Advanced configurations

Data centers

Control which data centers can deploy and cache your workers. Allowing multiple data centers improves availability, while using a network volume restricts your endpoint to a single data center.

Default: All data centers

Network volumes

Attach persistent storage to your workers. Network volumes have higher latency than local storage, and restrict workers to the data center containing your volume. However, they're very useful for sharing large models or data between workers on an endpoint.

See Create a network volume for more information.

Auto-scaling type

Queue delay

Adds workers based on request wait times.

The queue delay scaling strategy adjusts worker numbers based on request wait times. Workers are added if requests spend more than X seconds in the queue, where X is a threshold you define. By default, this threshold is set at 4 seconds.

Request count

The request count scaling strategy adjusts worker numbers according to total requests in the queue and in progress. It automatically adds workers as the number of requests increases, ensuring tasks are handled efficiently.

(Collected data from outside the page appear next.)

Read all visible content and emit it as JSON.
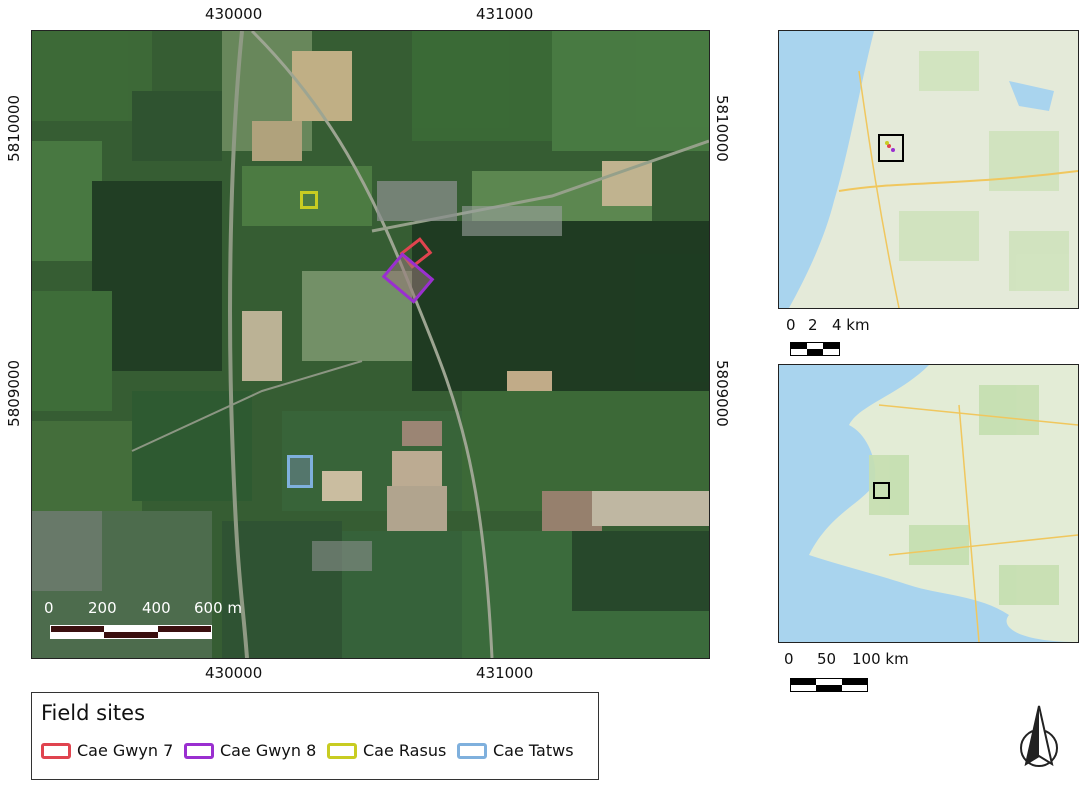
{
  "main_map": {
    "x_ticks": [
      "430000",
      "431000"
    ],
    "y_ticks": [
      "5810000",
      "5809000"
    ],
    "scalebar_labels": [
      "0",
      "200",
      "400",
      "600 m"
    ]
  },
  "inset_top": {
    "scalebar_labels": [
      "0",
      "2",
      "4 km"
    ]
  },
  "inset_bottom": {
    "scalebar_labels": [
      "0",
      "50",
      "100 km"
    ]
  },
  "legend": {
    "title": "Field sites",
    "items": [
      {
        "label": "Cae Gwyn 7",
        "color": "#e0444f"
      },
      {
        "label": "Cae Gwyn 8",
        "color": "#9a2fd0"
      },
      {
        "label": "Cae Rasus",
        "color": "#c8cc22"
      },
      {
        "label": "Cae Tatws",
        "color": "#7fb0dd"
      }
    ]
  },
  "colors": {
    "satellite_dark": "#2b4a2e",
    "satellite_field": "#3f6b3a",
    "sea": "#a9d4ee",
    "land": "#e3ecd6"
  },
  "icons": {
    "north_arrow": "north-arrow-icon"
  }
}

Total workers formula: Math.ceil((requestsInQueue + requestsInProgress) / 4)

Expose HTTP/TCP ports

Enables direct communication with your worker via its public IP and port. This can be useful for real-time applications requiring minimal latency, such as WebSocket applications.

Enabled GPU types

Here you can specify which GPU types to use within your selected GPU size categories. By default, all GPU types are enabled.

CUDA version selection

Specify which CUDA versions can be used with your workload to ensures your code runs on compatible GPU hardware RunPod will match your workload to GPU instances with the selected CUDA versions.

tip

CUDA is generally backward compatible, so we recommend that you check for the version you need and any higher versions. For example, if your code requires CUDA 12.4, you should also try running it on 12.5, 12.6, and so on.

Limiting your endpoint to just one or two CUDA versions can significantly reduce GPU availability. RunPod continuously updates GPU drivers to support the latest CUDA versions, so keeping more CUDA versions selected gives you access to more resources.

Best practices

  • Start conservative with max workers and scale up as needed.
  • Monitor throttling and adjust max workers accordingly.
  • Use active workers for latency-sensitive applications.
  • Select multiple GPU types to improve availability.
  • Choose appropriate timeouts based on your workload characteristics.
  • Consider data locality when using network volumes.